For we brought nothing into the world, just as we shall not be able to take anything out of it. If we have food and clothing, we shall be content with that. Those who want to be rich are falling into temptation and into a trap and into many foolish and harmful desires, which plunge them into ruin and destruction. For the love of money is the root of all evils, and some people in their desire for it have strayed from the faith and have pierced themselves with many pains. (1 Timothy 6:7-10)

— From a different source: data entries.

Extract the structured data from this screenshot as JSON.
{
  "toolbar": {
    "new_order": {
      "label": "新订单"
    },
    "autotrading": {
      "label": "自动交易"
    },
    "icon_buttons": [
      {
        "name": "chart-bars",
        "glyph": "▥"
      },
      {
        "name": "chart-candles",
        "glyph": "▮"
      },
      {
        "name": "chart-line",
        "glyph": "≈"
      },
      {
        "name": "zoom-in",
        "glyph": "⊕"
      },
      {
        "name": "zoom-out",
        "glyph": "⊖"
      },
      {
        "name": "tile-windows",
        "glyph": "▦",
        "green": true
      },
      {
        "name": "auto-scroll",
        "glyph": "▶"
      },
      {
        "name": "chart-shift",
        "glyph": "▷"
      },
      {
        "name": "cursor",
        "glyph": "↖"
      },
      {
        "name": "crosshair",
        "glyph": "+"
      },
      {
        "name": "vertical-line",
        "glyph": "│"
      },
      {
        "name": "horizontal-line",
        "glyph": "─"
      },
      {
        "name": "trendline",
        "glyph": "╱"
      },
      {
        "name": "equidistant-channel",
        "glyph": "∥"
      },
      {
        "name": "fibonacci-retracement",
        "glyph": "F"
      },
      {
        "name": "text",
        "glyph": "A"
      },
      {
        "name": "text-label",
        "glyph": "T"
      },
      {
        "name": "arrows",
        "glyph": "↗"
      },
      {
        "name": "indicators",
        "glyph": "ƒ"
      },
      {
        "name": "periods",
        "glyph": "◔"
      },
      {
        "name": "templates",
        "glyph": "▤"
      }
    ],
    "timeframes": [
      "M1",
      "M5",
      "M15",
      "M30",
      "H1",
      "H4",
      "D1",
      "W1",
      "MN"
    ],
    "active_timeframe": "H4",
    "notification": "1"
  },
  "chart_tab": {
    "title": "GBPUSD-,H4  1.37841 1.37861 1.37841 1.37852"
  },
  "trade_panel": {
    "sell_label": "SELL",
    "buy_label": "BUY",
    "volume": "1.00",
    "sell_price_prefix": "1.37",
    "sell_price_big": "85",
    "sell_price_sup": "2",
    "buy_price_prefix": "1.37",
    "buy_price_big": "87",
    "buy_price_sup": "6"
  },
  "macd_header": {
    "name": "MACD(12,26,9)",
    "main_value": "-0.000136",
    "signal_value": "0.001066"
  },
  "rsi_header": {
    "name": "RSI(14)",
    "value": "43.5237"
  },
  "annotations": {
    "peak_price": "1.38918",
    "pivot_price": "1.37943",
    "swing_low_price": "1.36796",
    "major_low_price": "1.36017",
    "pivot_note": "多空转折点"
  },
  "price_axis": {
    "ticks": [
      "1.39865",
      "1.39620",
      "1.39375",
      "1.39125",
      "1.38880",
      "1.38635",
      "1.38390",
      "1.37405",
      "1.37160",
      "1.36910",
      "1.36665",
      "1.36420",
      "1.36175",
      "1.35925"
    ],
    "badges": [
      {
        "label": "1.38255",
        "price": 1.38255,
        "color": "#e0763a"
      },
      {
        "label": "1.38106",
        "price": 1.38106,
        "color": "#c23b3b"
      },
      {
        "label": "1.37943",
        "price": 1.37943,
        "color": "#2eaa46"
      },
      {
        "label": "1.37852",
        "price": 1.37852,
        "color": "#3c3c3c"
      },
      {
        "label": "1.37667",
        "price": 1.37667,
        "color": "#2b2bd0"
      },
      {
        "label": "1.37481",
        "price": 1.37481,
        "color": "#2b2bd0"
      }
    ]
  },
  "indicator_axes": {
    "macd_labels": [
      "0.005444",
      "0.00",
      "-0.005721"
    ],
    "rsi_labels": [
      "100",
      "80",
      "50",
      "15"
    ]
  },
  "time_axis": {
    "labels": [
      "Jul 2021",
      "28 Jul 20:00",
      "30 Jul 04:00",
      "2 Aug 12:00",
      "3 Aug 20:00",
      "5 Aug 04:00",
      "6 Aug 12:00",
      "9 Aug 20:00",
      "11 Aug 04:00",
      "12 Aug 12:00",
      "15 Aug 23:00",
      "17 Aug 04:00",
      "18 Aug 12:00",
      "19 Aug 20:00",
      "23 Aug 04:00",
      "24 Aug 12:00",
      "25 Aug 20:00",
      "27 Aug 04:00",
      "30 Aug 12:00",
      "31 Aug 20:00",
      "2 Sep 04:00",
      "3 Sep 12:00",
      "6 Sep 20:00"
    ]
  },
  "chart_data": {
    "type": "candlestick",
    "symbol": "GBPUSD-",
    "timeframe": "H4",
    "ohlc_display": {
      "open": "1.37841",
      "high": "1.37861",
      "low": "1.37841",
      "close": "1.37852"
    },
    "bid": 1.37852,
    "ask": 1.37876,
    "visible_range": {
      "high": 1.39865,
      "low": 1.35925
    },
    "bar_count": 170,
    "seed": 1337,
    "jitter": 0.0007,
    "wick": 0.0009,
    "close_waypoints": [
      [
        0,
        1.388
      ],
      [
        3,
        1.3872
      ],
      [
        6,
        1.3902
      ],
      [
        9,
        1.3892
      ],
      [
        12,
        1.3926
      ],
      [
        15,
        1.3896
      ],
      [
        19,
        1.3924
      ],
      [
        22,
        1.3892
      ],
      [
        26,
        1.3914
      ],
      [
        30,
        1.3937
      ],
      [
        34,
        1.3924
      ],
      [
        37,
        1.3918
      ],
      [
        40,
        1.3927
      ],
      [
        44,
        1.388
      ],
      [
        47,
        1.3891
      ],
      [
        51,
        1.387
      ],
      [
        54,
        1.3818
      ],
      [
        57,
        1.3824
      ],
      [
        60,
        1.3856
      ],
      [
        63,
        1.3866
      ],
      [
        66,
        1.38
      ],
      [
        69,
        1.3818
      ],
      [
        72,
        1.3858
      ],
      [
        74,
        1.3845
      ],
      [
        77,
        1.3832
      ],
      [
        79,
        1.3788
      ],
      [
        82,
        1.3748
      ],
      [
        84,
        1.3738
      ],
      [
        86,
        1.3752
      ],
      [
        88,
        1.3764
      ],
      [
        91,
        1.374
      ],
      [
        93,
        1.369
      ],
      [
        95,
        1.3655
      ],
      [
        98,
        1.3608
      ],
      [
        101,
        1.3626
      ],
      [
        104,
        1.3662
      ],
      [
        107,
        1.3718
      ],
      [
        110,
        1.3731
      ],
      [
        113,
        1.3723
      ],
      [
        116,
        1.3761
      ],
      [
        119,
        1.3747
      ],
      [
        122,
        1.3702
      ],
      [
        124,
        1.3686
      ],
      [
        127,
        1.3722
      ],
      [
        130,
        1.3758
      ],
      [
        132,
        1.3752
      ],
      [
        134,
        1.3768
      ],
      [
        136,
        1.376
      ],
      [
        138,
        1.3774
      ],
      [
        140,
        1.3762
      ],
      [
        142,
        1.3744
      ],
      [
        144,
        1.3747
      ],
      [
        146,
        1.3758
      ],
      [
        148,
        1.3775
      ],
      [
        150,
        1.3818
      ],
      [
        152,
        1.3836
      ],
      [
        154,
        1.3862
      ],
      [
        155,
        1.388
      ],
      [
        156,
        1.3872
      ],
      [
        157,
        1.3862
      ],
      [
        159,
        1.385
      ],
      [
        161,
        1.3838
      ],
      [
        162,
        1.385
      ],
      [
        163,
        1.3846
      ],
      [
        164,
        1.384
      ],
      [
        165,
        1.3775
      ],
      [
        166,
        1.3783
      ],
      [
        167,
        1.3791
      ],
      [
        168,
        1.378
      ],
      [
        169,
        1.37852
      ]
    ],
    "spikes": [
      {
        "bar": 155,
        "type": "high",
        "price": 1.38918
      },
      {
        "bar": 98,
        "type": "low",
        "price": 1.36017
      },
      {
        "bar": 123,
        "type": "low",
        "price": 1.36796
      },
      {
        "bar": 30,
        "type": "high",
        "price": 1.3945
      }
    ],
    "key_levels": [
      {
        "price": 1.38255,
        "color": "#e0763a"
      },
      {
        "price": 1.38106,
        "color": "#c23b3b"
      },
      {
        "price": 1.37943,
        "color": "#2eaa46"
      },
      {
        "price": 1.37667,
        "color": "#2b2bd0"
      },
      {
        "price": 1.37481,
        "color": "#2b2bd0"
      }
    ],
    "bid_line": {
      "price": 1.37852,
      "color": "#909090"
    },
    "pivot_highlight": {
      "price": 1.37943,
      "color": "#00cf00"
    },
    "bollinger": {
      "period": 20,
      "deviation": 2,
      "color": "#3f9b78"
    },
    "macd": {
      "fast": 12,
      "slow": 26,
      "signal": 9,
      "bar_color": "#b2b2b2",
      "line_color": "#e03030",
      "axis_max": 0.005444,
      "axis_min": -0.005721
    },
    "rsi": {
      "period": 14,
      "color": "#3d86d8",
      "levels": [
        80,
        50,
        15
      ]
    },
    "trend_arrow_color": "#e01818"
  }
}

Much has been made of the Holy Father's choices regarding his simple way of life. He has chosen not to live in the papal palace and to occupy a simple apartment in the Vatican guesthouse. Those who have been in the apartment have commented on its Spartan décor. He chose to use a rented Fiat when he was in Rio de Janiero, and he made a point of visiting the poorest (and most dangerous) neighborhood in that city. His choice of cars in Rome is a used vehicle that was given to him by a parish priest. His robes are simple, lacking the embroidered papal coat of arms on his belt or sash. His liturgical vesture is equally simple. He has called upon the leaders of the world to pay attention to the needs of the poor, and he has criticized the media for failing to report on the millions of starving people in our world. Both through his words and through his way of life, he is demonstrating the kind of simple life style called for in the Scriptures.
One of the criteria that those of us who are religious with a vow of poverty are taught from the day we were invested with our habits is the distinction between "need" and "want." The community will supply our needs. However, we are asked to consider what we really need and whether we might not simply be giving in to our wants. The current movement to embrace a simpler life style is evidence that there is a part of our population which has recognized that our pursuit of things and of wealth has led us off the straight and narrow path.
No one is expected to drive themselves into destitution. However, we must remember that when one person has too much, hundreds of people have not enough.